Dr Doug Wright, Medical Director at Aviva UK Health, said: “As well as suffering from general fatigue, people who regularly don’t get enough sleep are at higher risk of serious medical conditions such as obesity, heart disease and diabetes.
“Sleep deprivation can be very distressing and often has a negative effect on mental health.
“There are lots of methods available to help aid sleep, such as avoiding electronic devices close to bedtime, controlling light and noise levels and avoiding stimulants such as caffeine.
“Alcohol can also lead to disrupted sleep and a ‘night cap’ to aid sleep can actually have the opposite effect.”

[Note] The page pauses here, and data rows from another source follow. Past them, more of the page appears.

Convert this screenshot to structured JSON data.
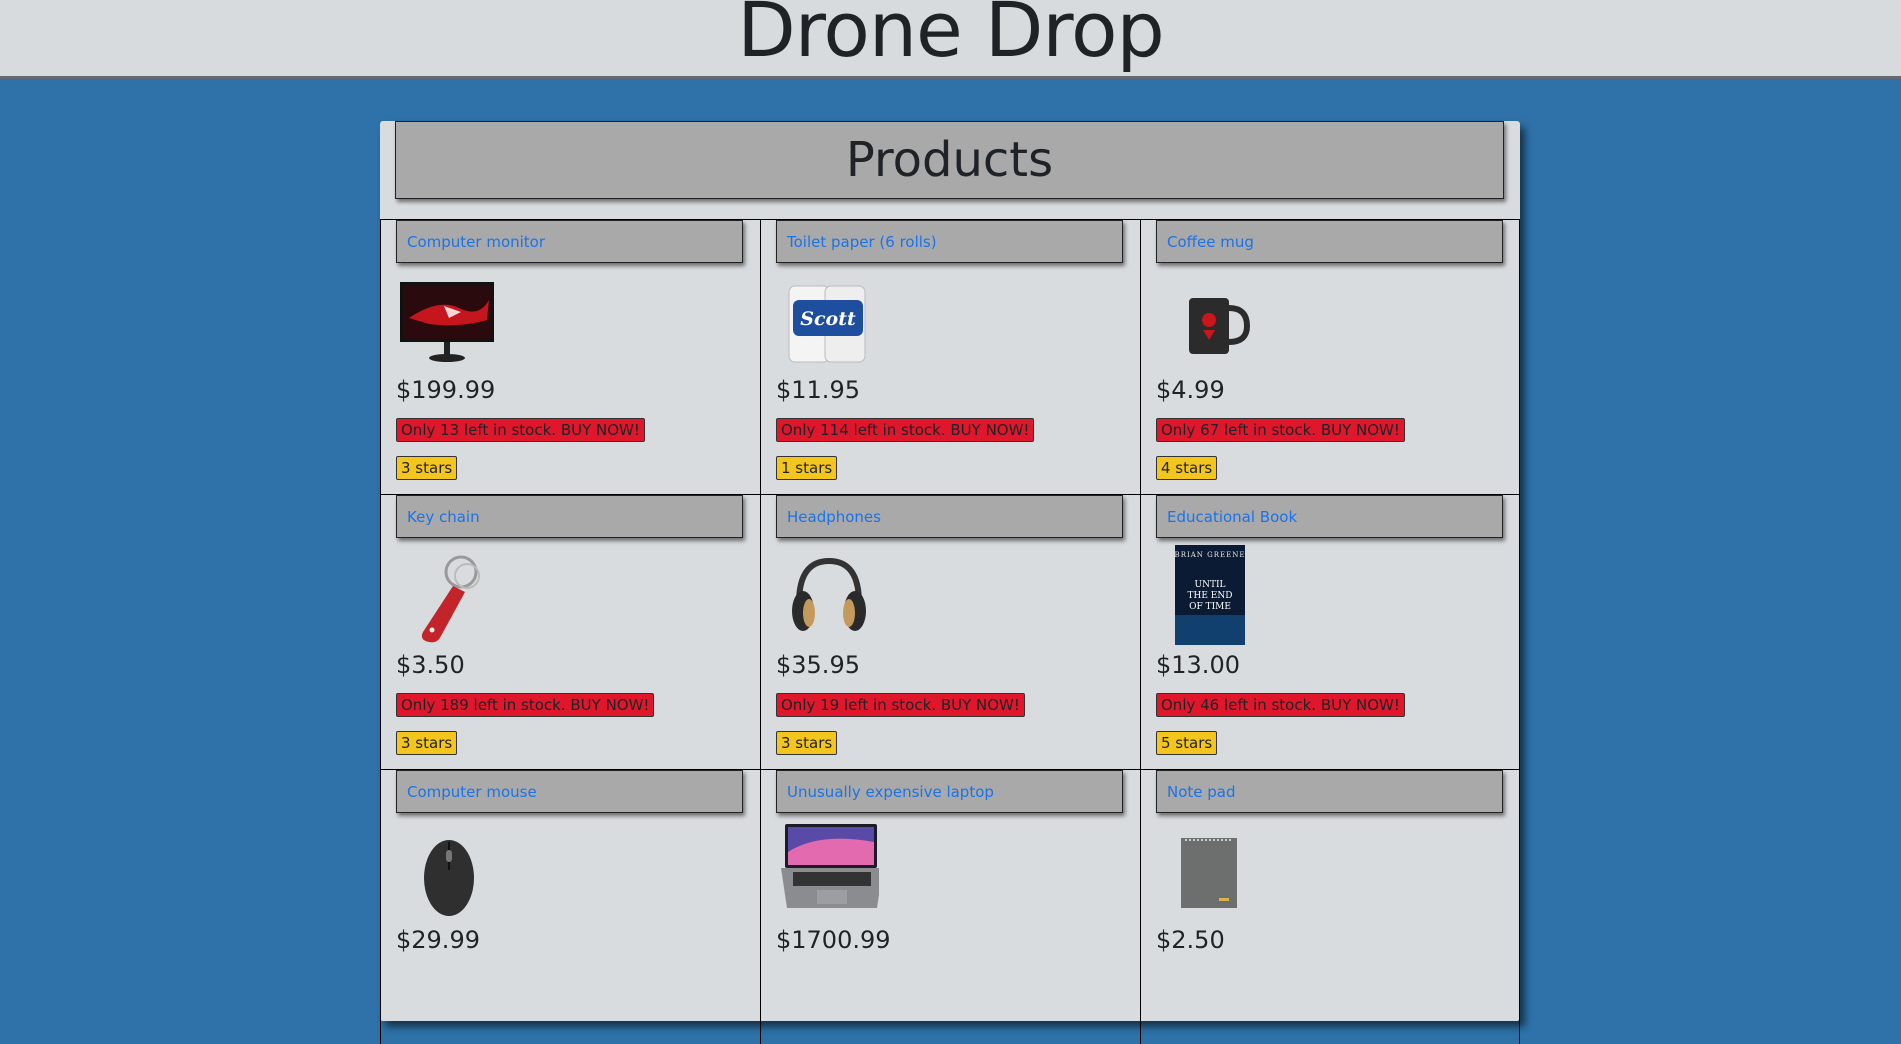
{
  "header": {
    "title": "Drone Drop"
  },
  "panel": {
    "title": "Products"
  },
  "products": [
    {
      "name": "Computer monitor",
      "price": "$199.99",
      "stock": "Only 13 left in stock. BUY NOW!",
      "rating": "3 stars",
      "image_icon": "monitor-icon"
    },
    {
      "name": "Toilet paper (6 rolls)",
      "price": "$11.95",
      "stock": "Only 114 left in stock. BUY NOW!",
      "rating": "1 stars",
      "image_icon": "toilet-paper-icon"
    },
    {
      "name": "Coffee mug",
      "price": "$4.99",
      "stock": "Only 67 left in stock. BUY NOW!",
      "rating": "4 stars",
      "image_icon": "mug-icon"
    },
    {
      "name": "Key chain",
      "price": "$3.50",
      "stock": "Only 189 left in stock. BUY NOW!",
      "rating": "3 stars",
      "image_icon": "keychain-icon"
    },
    {
      "name": "Headphones",
      "price": "$35.95",
      "stock": "Only 19 left in stock. BUY NOW!",
      "rating": "3 stars",
      "image_icon": "headphones-icon"
    },
    {
      "name": "Educational Book",
      "price": "$13.00",
      "stock": "Only 46 left in stock. BUY NOW!",
      "rating": "5 stars",
      "image_icon": "book-icon"
    },
    {
      "name": "Computer mouse",
      "price": "$29.99",
      "stock": "",
      "rating": "",
      "image_icon": "mouse-icon"
    },
    {
      "name": "Unusually expensive laptop",
      "price": "$1700.99",
      "stock": "",
      "rating": "",
      "image_icon": "laptop-icon"
    },
    {
      "name": "Note pad",
      "price": "$2.50",
      "stock": "",
      "rating": "",
      "image_icon": "notepad-icon"
    }
  ],
  "book_cover": {
    "author": "BRIAN GREENE",
    "title_lines": [
      "UNTIL",
      "THE END",
      "OF TIME"
    ]
  },
  "toilet_paper_brand": "Scott",
  "colors": {
    "background": "#2e72a9",
    "stock_badge": "#e0162b",
    "rating_badge": "#f3c51d",
    "link": "#1b73e8"
  }
}
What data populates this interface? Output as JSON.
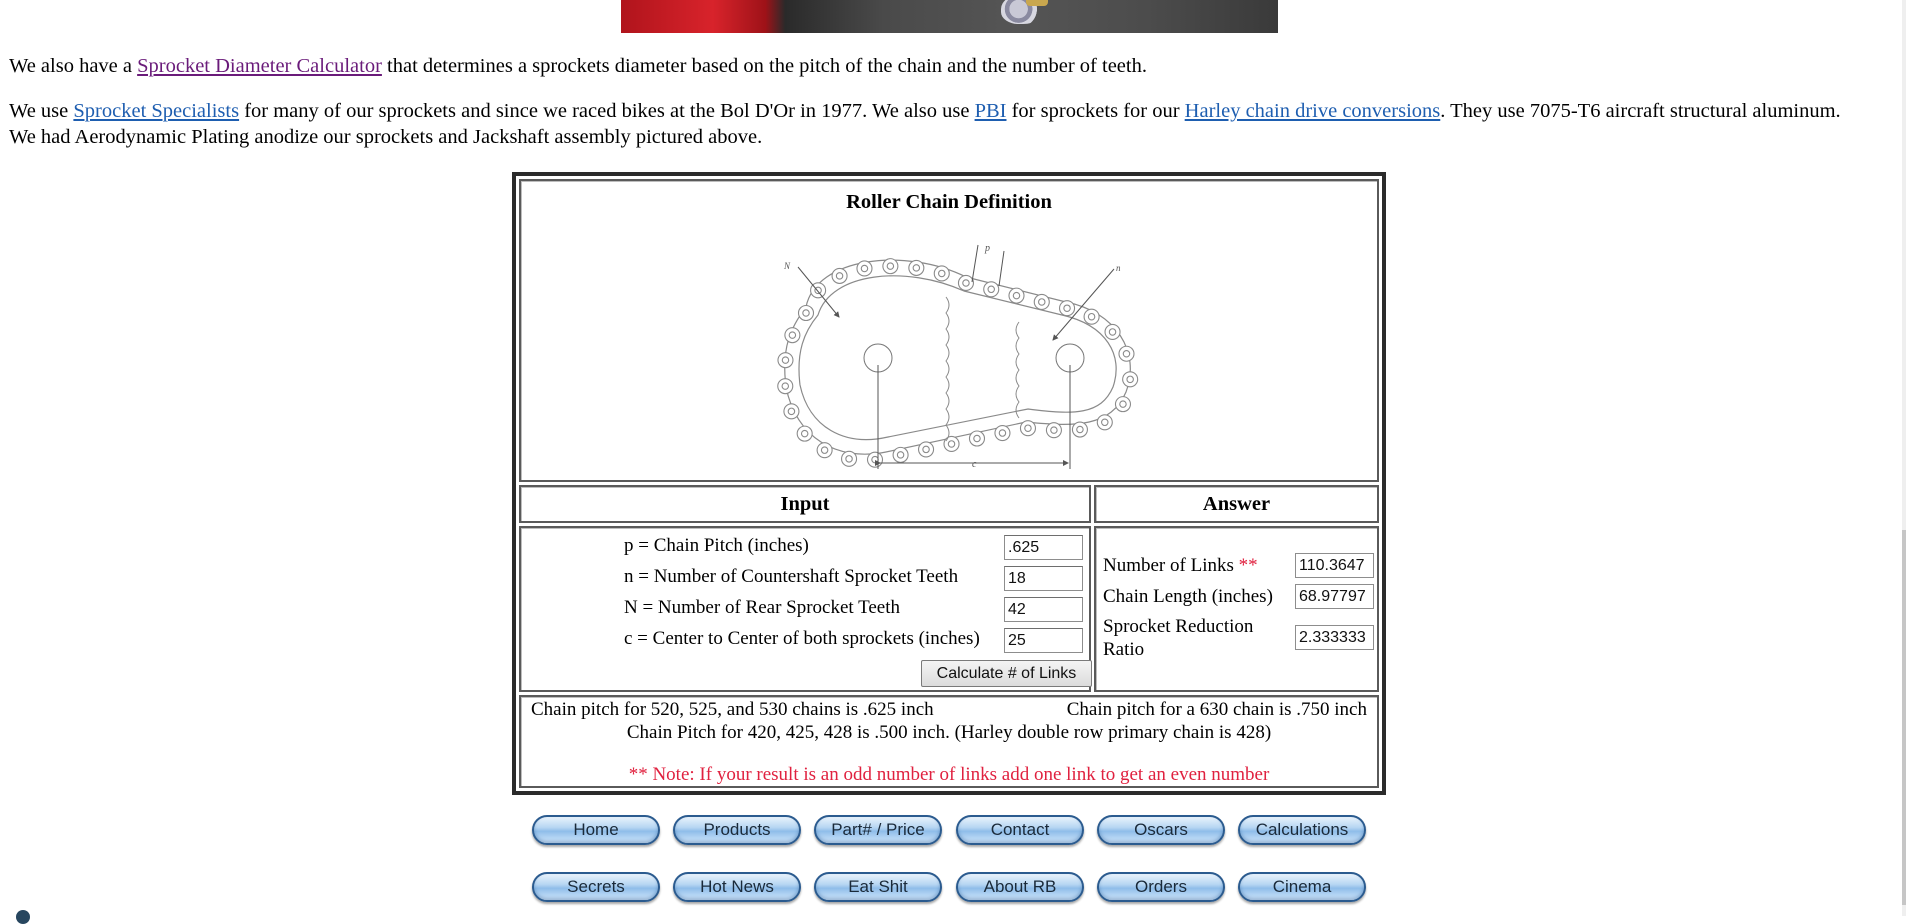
{
  "header_image": {
    "alt": "sprocket and chain photo",
    "icon": "chain-link-photo"
  },
  "paragraphs": {
    "p1": {
      "before": "We also have a ",
      "link": "Sprocket Diameter Calculator",
      "after": " that determines a sprockets diameter based on the pitch of the chain and the number of teeth."
    },
    "p2": {
      "t1": "We use ",
      "link1": "Sprocket Specialists",
      "t2": " for many of our sprockets and since we raced bikes at the Bol D'Or in 1977. We also use ",
      "link2": "PBI",
      "t3": " for sprockets for our ",
      "link3": "Harley chain drive conversions",
      "t4": ". They use 7075-T6 aircraft structural aluminum. We had Aerodynamic Plating anodize our sprockets and Jackshaft assembly pictured above."
    }
  },
  "calculator": {
    "title": "Roller Chain Definition",
    "diagram_labels": {
      "big_sprocket": "N",
      "small_sprocket": "n",
      "pitch": "p",
      "center": "c"
    },
    "input_header": "Input",
    "answer_header": "Answer",
    "inputs": [
      {
        "label": "p = Chain Pitch (inches)",
        "value": ".625"
      },
      {
        "label": "n = Number of Countershaft Sprocket Teeth",
        "value": "18"
      },
      {
        "label": "N = Number of Rear Sprocket Teeth",
        "value": "42"
      },
      {
        "label": "c = Center to Center of both sprockets (inches)",
        "value": "25"
      }
    ],
    "calculate_button": "Calculate # of Links",
    "answers": [
      {
        "label": "Number of Links",
        "marker": "**",
        "value": "110.3647"
      },
      {
        "label": "Chain Length (inches)",
        "value": "68.97797"
      },
      {
        "label": "Sprocket Reduction Ratio",
        "value": "2.333333"
      }
    ],
    "notes": {
      "left": "Chain pitch for 520, 525, and 530 chains is .625 inch",
      "right": "Chain pitch for a 630 chain is .750 inch",
      "center": "Chain Pitch for 420, 425, 428 is .500 inch. (Harley double row primary chain is 428)",
      "warning": "** Note: If your result is an odd number of links add one link to get an even number"
    }
  },
  "nav": {
    "row1": [
      "Home",
      "Products",
      "Part# / Price",
      "Contact",
      "Oscars",
      "Calculations"
    ],
    "row2": [
      "Secrets",
      "Hot News",
      "Eat Shit",
      "About RB",
      "Orders",
      "Cinema"
    ]
  },
  "colors": {
    "visited_link": "#6a1b7a",
    "link": "#1e5eb0",
    "note_red": "#e0213f",
    "table_border": "#2b2b2b",
    "nav_button": "#8fbde9"
  }
}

Women, on average, get an hour’s less sleep than men with six hours per night and more than half of women (54 per cent) admit they do not get enough, compared to 41 per cent of men.
More than two thirds of adults say they suffer from disrupted sleep, including 74 per cent of women.
And 13 per cent admit to taking sleeping pills or drinking alcohol to aid sleep, Aviva said.
The survey of 2,235 adults revealed people living in Cardiff were most likely to suffer sleep deprivation with 37 per cent saying they had insomnia, followed by Sheffield on 36 per cent, then Glasgow and Newcastle at 35 per cent.
Dr Wright added: “More serious sleep disorders such as insomnia may be rooted in other issues, such as stress and mental health concerns, and would benefit from medical attention.
“Your local GP can advise on the most suitable course of treatment.
“The most important thing is to take persistent trouble sleeping seriously and not to suffer in silence.”